Federal MP Bob Katter identified Australia’s supermarket duopoly, the Murray-Darling Basin Plan and imported foreign produce as the key issues facing Victorians when he visited Bendigo on Saturday.
Mr Katter was in town to speak at the Victorian conference of Katter’s Australian Party at the Bendigo RSL Club.
About 80 members from across the state attended the conference including a contingent from Bendigo, but Mr Katter said the party was not ready to announce a candidate for this seat.
“There have been names mentioned, but I can’t reveal anything at the moment,” he said.
“In the next six weeks a candidate will be named.
“The current federal representation in Bendigo is not worth two bob.”
Mr Katter has promised a KAP candidate in every seat at the next federal election.
“This is the fastest growing party in Australia,” he said.

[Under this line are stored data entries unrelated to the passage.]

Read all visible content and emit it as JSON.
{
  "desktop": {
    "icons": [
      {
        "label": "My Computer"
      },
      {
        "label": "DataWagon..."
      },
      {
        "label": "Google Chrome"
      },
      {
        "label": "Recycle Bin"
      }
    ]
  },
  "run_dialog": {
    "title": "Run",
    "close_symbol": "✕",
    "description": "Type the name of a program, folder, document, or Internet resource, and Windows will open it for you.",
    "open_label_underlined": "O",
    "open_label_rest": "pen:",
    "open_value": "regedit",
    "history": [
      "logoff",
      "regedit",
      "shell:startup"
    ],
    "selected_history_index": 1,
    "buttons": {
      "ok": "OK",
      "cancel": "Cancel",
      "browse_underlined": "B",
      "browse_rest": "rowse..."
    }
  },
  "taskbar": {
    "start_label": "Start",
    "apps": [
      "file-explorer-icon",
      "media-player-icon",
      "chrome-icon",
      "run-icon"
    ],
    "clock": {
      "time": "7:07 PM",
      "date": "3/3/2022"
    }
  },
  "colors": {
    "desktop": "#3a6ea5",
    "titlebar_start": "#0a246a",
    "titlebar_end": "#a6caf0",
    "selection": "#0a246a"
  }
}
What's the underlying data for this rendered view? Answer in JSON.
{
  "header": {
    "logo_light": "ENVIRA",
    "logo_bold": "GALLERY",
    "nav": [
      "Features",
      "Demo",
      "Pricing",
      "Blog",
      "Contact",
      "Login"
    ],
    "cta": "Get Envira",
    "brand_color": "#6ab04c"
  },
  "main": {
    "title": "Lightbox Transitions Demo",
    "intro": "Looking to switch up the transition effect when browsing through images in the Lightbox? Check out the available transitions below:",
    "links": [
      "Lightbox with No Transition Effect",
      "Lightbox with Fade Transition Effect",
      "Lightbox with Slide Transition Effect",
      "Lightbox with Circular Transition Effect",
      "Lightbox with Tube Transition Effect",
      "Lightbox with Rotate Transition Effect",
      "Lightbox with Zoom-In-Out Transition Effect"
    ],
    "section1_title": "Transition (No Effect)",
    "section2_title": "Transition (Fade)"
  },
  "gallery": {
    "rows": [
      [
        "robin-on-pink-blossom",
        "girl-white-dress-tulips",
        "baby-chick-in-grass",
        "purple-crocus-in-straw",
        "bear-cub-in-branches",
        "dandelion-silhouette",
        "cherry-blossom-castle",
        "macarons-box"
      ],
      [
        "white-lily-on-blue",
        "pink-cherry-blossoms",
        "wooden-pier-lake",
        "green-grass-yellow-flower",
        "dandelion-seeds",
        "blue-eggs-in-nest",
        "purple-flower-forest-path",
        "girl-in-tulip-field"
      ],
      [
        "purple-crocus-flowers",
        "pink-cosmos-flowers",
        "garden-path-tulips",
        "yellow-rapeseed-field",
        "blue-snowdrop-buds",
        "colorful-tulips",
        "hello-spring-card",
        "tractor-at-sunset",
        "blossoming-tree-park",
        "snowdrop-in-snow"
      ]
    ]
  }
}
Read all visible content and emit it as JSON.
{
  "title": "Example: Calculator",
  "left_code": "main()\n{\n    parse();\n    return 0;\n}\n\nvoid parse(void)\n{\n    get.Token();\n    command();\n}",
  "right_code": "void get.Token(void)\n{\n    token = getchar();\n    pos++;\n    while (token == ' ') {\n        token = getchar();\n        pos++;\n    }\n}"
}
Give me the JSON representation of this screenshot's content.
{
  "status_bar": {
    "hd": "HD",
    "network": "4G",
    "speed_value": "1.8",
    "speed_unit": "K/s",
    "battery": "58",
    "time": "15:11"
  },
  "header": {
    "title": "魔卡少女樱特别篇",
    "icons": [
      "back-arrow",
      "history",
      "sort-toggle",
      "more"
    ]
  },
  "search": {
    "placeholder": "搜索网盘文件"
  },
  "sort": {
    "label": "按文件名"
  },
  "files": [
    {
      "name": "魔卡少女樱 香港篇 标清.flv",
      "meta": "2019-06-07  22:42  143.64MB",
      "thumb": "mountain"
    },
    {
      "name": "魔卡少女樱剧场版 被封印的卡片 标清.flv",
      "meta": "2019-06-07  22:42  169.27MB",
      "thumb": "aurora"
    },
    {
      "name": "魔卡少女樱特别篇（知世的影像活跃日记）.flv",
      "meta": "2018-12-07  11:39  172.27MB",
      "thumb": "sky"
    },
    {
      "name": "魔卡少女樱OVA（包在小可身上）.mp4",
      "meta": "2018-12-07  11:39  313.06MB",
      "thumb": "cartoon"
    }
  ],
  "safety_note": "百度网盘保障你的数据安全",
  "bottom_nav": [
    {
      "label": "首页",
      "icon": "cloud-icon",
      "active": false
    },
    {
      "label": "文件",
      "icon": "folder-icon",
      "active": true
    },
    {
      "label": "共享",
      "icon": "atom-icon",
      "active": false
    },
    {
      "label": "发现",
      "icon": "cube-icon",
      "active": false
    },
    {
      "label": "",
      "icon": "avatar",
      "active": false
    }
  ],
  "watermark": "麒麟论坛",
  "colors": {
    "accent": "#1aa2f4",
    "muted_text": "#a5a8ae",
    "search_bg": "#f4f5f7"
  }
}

The KAP’s main policies include a war on big supermarkets and a pledge to cut back Coles and Woolworths’ share of the market to 22 per cent each.
“Every single Australian business is under threat (from this duopoly) – butchers, bakers, pharmacists, service stations and farmers,” Mr Katter said.
“There’s no room for anybody else and farmers and manufacturers only have two people to sell to.”
Mr Katter said he would pay for his policies through the introduction of a 10 per cent customs duty on “everything coming into the country”.
“We will use that to adequately compensate mothers, to combat the financial penalty faced by women who choose to leave work and have children,” he said.
Mr Katter said the KAP would also fight to bring “freedom back”. “We want to let boys be boys and go hunting and fishing and all that,” he said.
“We believe in personal freedoms and property rights.”
This is partially what attracted Bendigo KAP member Tom Brough to the party.
“It’s really about encouraging individual freedoms and not focusing on highly regulated day to day life,” Mr Brough said.
“I think the party is a champion of sanity.”
The 26-year-old doctor said the KAP’s policies and values were “clear and unambiguous”.
“I think it has scope for meaningful change in a positive way,” he said. “It’s principle-based rather than on economic interests.”